I am just way too excited, I keep writing and this is just supposed to be a short intro! I havent even gotten to the part where I moved 1200 miles to live with him! So with all of that, I will leave you with one more thing.. I've decided to join the bee's because a couple of weeks ago my huney told me that a ring was in my future, and even went as far as to tell me there will be on on my finger by the end of the year! Wooo! He's even putting together a wonderful weekend away in San Diego so we can go ring shopping! (One of the jeweler's there sells the designer I LOVE!)
I am so looking forward to my time with you wonderful ladies! I hope you all have a super great friday!

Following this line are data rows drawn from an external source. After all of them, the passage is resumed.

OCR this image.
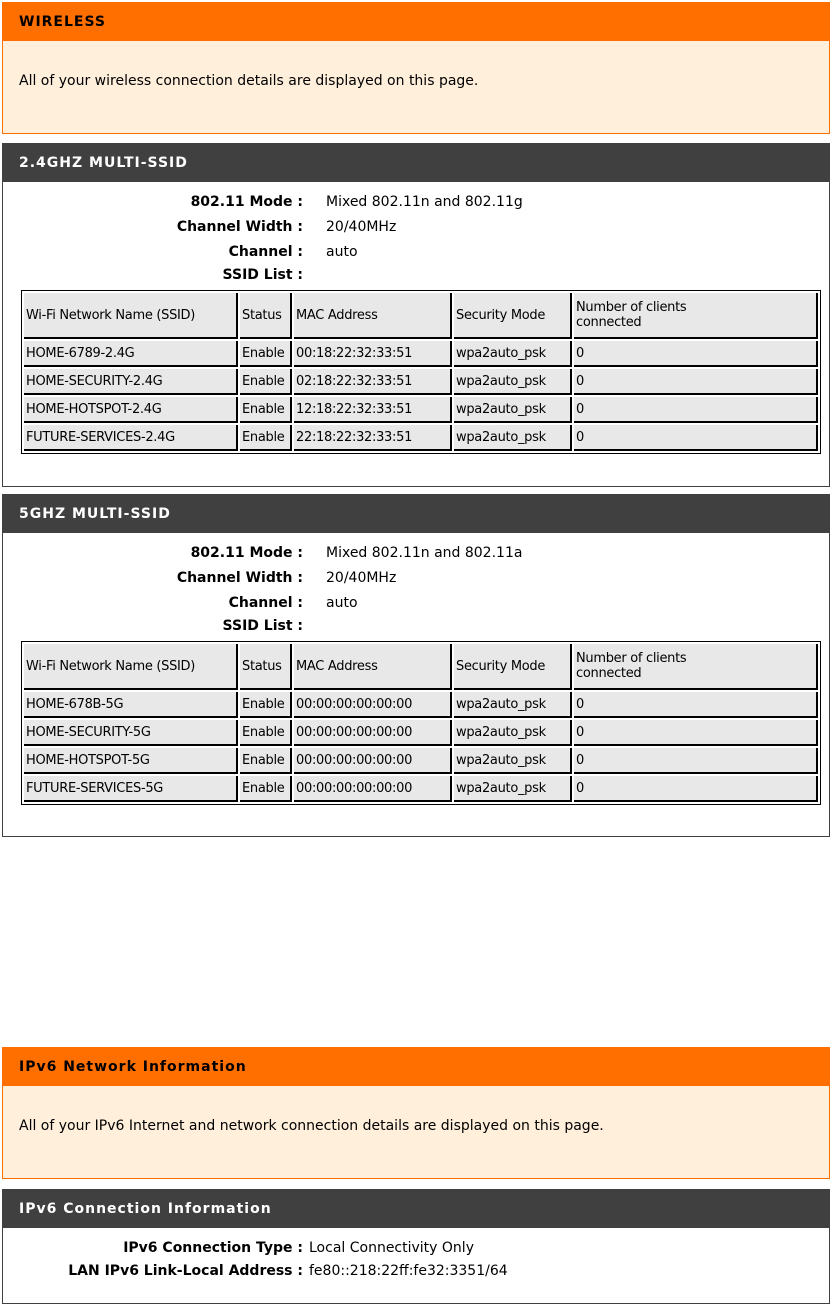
WIRELESS
All of your wireless connection details are displayed on this page.
2.4GHZ MULTI-SSID
802.11 Mode : Mixed 802.11n and 802.11g
Channel Width : 20/40MHz
Channel : auto
SSID List :
Wi-Fi Network Name (SSID)	Status	MAC Address	Security Mode	Number of clients connected
HOME-6789-2.4G	Enable	00:18:22:32:33:51	wpa2auto_psk	0
HOME-SECURITY-2.4G	Enable	02:18:22:32:33:51	wpa2auto_psk	0
HOME-HOTSPOT-2.4G	Enable	12:18:22:32:33:51	wpa2auto_psk	0
FUTURE-SERVICES-2.4G	Enable	22:18:22:32:33:51	wpa2auto_psk	0
5GHZ MULTI-SSID
802.11 Mode : Mixed 802.11n and 802.11a
Channel Width : 20/40MHz
Channel : auto
SSID List :
Wi-Fi Network Name (SSID)	Status	MAC Address	Security Mode	Number of clients connected
HOME-678B-5G	Enable	00:00:00:00:00:00	wpa2auto_psk	0
HOME-SECURITY-5G	Enable	00:00:00:00:00:00	wpa2auto_psk	0
HOME-HOTSPOT-5G	Enable	00:00:00:00:00:00	wpa2auto_psk	0
FUTURE-SERVICES-5G	Enable	00:00:00:00:00:00	wpa2auto_psk	0
IPv6 Network Information
All of your IPv6 Internet and network connection details are displayed on this page.
IPv6 Connection Information
IPv6 Connection Type : Local Connectivity Only
LAN IPv6 Link-Local Address : fe80::218:22ff:fe32:3351/64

Hey everyone - greetings from snowy UK
I just wrote a really long indepth introduction ... I think my computer got bored with it and decided to delete it... probably for the best!
In essence:
I'm 26, SO 29, together 6.5 years, living together 4 years. Cannot wait to marry him, though I think I'll be waiting some time as though we've been halfheartedly ring shopping for about a year (whole heartedly in my case!) I don't think he has anything planned. He's quite easy to read, so i guess i'll know when it will happen... feeling like i'm becoming a bit of a crazy lady having to wait so long.
Glad to join you all :)
Good morning, Bees!
My SO and I are both seniors in college. He's currently on a co-op rotation this semester, has an internship this summer, and finishes his co-op next semester. I'm double majoring in accounting and finance and will graduate this December. We're in a LDR (really short-distance relationship since we're only an hour and a half apart), but last semester we lived together, and we see each other every weekend.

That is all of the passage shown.